RE: Get latest version off website and save it as variable - AlphaInc - Nov-14-2021

(Nov-14-2021, 08:37 PM)snippsat Wrote:
(Nov-14-2021, 08:02 PM)AlphaInc Wrote: I haven't understood how I can do it for other sites tho. For another example, how do I get the information for this site: https://www.makemkv.com/download/
Do I need to find out what CSS part I'm looking for using a browser?
It will be same way do some training in web-scaring can look at Web-Scraping part-1
Here a example using two ways.
import requests
from bs4 import BeautifulSoup

url = 'https://www.makemkv.com/download/'
response = requests.get(url)
soup = BeautifulSoup(response.content, 'lxml')
li_ver = soup.find_all('li')[5]
print(li_ver.text)
print(soup.select_one('#content > li:nth-child(6)').text)
Output:
MakeMKV v1.16.5 (1.11.2021 ) MakeMKV v1.16.5 (1.11.2021 )

Yeah sorry it took me a second to get what you mean.

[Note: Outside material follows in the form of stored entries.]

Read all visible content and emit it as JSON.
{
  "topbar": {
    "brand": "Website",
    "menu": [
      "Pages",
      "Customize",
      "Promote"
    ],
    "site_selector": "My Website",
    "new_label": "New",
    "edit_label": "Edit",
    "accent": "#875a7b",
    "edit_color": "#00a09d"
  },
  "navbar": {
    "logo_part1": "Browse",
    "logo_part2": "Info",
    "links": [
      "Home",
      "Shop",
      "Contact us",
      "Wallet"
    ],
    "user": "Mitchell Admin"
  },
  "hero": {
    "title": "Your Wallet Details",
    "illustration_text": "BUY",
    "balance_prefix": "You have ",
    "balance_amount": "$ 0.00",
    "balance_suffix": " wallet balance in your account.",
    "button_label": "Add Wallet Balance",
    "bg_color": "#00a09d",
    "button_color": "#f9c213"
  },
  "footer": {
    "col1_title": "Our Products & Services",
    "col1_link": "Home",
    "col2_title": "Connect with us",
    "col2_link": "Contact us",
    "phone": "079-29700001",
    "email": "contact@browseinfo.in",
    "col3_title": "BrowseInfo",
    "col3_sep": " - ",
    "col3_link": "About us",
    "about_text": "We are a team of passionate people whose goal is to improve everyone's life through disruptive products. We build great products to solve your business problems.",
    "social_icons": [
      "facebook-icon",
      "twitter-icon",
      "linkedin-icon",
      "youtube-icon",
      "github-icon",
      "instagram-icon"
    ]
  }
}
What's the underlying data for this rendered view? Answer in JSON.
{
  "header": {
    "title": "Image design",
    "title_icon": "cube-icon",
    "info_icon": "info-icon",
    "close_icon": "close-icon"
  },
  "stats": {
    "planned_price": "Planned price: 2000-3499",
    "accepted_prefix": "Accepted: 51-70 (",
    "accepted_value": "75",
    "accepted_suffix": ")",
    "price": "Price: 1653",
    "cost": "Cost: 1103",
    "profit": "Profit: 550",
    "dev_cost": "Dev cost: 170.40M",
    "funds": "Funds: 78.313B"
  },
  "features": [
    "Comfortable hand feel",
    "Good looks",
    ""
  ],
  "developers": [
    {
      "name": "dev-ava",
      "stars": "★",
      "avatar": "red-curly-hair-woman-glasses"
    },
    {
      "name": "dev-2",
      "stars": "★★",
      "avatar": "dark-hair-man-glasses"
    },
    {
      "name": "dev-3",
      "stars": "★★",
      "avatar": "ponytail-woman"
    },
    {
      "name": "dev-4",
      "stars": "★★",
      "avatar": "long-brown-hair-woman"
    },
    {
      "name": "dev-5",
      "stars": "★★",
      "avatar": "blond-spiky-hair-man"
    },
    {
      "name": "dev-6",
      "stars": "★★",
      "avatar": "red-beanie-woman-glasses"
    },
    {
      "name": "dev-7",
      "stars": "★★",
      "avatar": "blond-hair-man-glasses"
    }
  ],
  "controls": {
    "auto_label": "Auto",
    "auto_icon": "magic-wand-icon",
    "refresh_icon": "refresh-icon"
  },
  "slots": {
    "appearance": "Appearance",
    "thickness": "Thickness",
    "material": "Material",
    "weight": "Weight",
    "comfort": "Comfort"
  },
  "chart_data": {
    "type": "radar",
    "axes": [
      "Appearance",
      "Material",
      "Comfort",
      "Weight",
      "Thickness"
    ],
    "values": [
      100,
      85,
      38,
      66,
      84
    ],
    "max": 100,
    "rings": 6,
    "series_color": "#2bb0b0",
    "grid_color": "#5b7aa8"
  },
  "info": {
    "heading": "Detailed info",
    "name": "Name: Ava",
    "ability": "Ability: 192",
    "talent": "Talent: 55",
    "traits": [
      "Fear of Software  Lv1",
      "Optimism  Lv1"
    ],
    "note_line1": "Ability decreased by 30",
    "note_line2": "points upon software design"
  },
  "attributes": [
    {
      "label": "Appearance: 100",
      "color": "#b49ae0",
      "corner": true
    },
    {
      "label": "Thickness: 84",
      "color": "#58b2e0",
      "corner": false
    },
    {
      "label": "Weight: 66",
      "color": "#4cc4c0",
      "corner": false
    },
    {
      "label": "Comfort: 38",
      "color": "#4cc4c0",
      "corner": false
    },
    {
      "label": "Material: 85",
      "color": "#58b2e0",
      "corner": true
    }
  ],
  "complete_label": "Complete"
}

I have it like this:

import requests
from bs4 import BeautifulSoup

url = 'https://www.makemkv.com/download/'
response = requests.get(url)
soup = BeautifulSoup(response.content, 'lxml')
version = soup.select_one('#content > ul:nth-child(3) > li > a').text
print(version)
It gets the output:
MakeMKV 1.16.5 for Windows
Was there a way to only get 1.16.5 (Without the other strings) or is this the best I get?


RE: Get latest version off website and save it as variable - DeaD_EyE - Nov-14-2021

import re
from collections import namedtuple

import bs4
import requests

MAKEMKV_BASE = "https://www.makemkv.com/download/"
VERSION_REG = re.compile(r"(\d+\.\d+\.\d+)")


def parse_version(file_name: str) -> str:
    if match := VERSION_REG.search(file_name):
        return match.group(1)
    else:
        return ""


MakeMKV = namedtuple("makemkv", "url version version_tuple os")


def get_makemv():
    content = requests.get(MAKEMKV_BASE).content
    doc = bs4.BeautifulSoup(content, "lxml")
    selector = "div#content > ul.bullets > li > a"
    for element in doc.select(selector, href=True):
        href = element["href"]
        if href.endswith(".txt"):
            continue

        version_str = parse_version(href)
        version_tuple = tuple(map(int, version_str.split(".")))
        name = element.text.lower()
        if "windows" in name:
            os_type = "windows"
        elif "mac os x" in name:
            os_type = "macos"
        else:
            os_type = "unkown"

        yield MakeMKV(href, version_str, version_tuple, os_type)


for result in get_makemv():
    print(result.os, result.version, result.url)
The inspector from Firefox helps a lot to find the elements.
I used this information to make the selector.